The Lough Derg Lifeboat Station continues its lifesaving operations from the premises of Lough Derg Yacht Club at Dromineer, midway down the east shore of the lake in County Tipperary. Lough Derg is one of four RNLI inland Stations in Ireland; two are located on upper and lower Lough Erne, at Enniskillen and Carrybridge, County Fermanagh, and the other on our sister lake on the River Shannon, at Lough Ree, County Roscommon.
Lough Derg is the lowest, and at twenty-seven miles long, the largest of the series of lakes on the River Shannon, the longest river in Ireland. The shores of Lough Derg are bordered by three counties with the most outstanding countryside. It has secluded lagoons that can be accessed by narrow rivulets and many public and private harbours. It is a beautiful, serene and charming freshwater lake. However, it can be provoked by high winds that funnel between the hills that border its southern, narrower stretches of the lake.
With little warning Lough Derg can suddenly become an unforgiving sweep of water – at Parker’s Point, where two expanses of the lake meet from the west and from the south, the water depth decreases sharply from one hundred and twenty feet to less than twenty feet. In a south-westerly these factors combine to produce extremely confusing seas, with waves that come from the two directions at once to produce treacherous steep ‘pyramid’ waves. It is at this point on the lake that vessels frequently get into difficulties.

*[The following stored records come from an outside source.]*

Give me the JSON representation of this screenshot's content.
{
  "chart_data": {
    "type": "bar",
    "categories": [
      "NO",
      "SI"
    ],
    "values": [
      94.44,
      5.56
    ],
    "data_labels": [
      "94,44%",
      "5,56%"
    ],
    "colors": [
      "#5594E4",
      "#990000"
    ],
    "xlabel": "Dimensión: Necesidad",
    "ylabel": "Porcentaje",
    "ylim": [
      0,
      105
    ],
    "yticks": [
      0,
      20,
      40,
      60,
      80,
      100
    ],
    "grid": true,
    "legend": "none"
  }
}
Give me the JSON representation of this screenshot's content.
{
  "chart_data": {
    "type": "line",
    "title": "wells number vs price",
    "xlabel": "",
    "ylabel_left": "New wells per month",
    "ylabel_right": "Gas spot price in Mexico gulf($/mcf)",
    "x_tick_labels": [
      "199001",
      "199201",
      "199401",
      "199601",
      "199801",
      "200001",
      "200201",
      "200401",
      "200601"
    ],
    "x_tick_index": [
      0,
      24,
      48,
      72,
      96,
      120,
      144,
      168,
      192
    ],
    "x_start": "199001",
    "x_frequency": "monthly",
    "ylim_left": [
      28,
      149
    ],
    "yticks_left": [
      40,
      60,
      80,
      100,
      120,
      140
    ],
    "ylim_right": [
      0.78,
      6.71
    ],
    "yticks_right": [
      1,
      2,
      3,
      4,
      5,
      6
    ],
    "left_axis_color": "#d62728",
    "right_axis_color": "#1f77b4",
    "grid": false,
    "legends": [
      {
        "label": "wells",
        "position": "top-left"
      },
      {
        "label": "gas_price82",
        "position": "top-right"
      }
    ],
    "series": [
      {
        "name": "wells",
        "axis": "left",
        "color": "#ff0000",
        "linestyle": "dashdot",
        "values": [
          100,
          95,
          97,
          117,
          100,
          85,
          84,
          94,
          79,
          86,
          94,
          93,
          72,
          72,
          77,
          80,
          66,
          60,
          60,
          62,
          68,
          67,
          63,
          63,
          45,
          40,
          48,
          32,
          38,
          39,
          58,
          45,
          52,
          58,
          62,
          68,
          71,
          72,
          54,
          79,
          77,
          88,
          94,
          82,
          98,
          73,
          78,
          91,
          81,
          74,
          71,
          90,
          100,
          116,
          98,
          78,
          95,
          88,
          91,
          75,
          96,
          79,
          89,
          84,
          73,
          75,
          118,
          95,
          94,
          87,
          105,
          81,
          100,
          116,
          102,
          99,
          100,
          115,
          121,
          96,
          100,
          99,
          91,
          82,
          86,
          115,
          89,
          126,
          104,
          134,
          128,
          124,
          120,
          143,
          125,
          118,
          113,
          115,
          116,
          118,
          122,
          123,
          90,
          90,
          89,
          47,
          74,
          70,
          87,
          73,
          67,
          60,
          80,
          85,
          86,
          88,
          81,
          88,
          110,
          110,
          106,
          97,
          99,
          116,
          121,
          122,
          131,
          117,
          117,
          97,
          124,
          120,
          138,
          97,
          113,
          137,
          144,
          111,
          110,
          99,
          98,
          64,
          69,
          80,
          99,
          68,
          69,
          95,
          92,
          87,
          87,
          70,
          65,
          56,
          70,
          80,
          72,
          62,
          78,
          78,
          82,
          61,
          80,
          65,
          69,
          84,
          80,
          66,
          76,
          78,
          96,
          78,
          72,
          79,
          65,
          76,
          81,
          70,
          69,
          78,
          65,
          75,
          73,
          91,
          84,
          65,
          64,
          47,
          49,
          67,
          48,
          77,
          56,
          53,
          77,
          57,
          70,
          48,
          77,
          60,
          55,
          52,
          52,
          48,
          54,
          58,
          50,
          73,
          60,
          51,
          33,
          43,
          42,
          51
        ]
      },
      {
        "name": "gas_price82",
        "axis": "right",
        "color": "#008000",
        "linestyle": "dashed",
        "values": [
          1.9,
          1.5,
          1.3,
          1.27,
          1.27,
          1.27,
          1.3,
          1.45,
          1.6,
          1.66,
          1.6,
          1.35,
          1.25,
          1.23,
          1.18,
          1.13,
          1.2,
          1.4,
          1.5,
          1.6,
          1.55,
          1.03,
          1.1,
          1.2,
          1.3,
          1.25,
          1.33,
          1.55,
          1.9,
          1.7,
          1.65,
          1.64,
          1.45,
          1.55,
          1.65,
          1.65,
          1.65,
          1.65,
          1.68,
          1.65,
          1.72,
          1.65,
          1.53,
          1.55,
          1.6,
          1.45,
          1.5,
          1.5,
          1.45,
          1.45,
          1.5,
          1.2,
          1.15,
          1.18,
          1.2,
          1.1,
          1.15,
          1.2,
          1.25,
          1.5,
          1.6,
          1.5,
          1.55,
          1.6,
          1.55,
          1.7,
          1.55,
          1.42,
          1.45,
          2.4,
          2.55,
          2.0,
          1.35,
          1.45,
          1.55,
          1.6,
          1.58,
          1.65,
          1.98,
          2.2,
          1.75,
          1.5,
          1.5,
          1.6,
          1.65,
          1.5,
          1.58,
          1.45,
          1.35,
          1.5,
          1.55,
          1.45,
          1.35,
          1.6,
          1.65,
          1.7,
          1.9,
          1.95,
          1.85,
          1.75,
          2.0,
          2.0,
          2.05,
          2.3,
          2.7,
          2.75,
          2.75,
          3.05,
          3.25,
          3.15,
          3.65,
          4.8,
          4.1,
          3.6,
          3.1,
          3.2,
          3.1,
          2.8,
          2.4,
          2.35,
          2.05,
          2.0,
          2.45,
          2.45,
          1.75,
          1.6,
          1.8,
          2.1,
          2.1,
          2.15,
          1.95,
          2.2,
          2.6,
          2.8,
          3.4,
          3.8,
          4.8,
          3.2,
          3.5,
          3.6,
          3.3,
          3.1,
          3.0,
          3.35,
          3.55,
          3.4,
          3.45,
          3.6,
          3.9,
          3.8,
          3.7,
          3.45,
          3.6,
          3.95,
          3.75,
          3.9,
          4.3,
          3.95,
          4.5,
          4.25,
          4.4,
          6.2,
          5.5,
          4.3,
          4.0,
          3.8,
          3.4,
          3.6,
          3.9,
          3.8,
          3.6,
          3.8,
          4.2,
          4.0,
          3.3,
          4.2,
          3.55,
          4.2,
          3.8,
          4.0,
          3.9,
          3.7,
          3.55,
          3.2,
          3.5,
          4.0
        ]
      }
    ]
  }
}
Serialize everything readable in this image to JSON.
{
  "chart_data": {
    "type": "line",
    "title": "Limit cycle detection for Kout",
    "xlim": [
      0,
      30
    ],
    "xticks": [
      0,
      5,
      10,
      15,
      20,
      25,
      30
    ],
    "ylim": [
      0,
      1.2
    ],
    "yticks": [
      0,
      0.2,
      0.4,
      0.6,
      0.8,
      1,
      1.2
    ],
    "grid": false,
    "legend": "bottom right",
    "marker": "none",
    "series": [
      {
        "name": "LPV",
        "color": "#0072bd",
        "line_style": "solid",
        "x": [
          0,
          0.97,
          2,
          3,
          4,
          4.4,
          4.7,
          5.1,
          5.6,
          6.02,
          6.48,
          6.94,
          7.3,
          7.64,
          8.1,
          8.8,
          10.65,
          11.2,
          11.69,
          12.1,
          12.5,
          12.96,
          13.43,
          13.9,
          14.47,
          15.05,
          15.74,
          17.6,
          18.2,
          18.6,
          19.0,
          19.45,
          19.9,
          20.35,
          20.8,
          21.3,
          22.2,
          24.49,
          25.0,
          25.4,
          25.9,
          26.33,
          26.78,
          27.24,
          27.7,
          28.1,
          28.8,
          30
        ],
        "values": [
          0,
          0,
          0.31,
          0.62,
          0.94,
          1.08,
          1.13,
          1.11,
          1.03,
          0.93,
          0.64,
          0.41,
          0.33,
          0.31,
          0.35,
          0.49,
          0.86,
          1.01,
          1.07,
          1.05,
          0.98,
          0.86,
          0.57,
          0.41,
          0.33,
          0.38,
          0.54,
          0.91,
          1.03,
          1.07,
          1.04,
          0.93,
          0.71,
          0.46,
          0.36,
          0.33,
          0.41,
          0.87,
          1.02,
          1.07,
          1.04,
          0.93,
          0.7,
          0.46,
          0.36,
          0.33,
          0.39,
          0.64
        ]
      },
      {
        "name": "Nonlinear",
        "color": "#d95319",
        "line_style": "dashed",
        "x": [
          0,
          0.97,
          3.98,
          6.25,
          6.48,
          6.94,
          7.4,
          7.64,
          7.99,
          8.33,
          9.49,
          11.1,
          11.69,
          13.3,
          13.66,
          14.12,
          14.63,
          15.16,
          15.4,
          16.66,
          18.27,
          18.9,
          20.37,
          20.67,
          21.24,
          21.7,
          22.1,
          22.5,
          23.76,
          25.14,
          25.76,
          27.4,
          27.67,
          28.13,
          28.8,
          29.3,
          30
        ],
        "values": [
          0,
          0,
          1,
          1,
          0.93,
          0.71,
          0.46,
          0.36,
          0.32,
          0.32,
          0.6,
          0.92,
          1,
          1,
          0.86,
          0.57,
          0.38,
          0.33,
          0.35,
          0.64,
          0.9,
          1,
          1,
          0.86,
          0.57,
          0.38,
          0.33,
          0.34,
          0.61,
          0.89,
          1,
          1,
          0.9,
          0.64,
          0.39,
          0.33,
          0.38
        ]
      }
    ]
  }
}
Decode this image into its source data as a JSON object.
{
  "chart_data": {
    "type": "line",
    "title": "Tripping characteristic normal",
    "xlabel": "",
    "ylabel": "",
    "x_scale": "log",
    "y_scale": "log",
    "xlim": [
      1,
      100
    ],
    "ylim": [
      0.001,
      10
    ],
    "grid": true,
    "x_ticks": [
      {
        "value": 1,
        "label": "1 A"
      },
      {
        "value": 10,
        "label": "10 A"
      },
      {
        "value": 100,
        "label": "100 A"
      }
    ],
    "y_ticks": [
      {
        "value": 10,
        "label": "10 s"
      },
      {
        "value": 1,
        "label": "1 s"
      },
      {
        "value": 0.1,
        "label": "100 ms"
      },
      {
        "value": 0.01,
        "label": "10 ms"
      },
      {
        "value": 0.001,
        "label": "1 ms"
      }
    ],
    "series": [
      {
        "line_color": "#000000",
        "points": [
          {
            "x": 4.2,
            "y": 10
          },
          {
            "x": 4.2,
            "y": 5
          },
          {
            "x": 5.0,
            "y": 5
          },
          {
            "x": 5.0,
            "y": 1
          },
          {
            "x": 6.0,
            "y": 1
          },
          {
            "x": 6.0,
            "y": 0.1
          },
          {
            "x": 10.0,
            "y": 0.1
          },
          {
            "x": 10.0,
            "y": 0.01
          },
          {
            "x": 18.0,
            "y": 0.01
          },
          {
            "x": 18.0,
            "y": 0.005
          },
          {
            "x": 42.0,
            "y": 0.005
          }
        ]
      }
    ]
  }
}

Historically, Lough Derg was a major conduit for the passage of people and trade goods along the River Shannon. Nowadays the lake is used for pleasure by fishing and sailing boats, cruisers and barges. By necessity, the rescue services must be present and ready to deal with increasing traffic and any possible difficulties that might ensue. Lough Derg RNLI is ready to do that, with volunteers on call twenty-four hours a day, every day of the year. We are pleased to have Christine O’Malley at the helm, as we navigate these strange pandemic waters.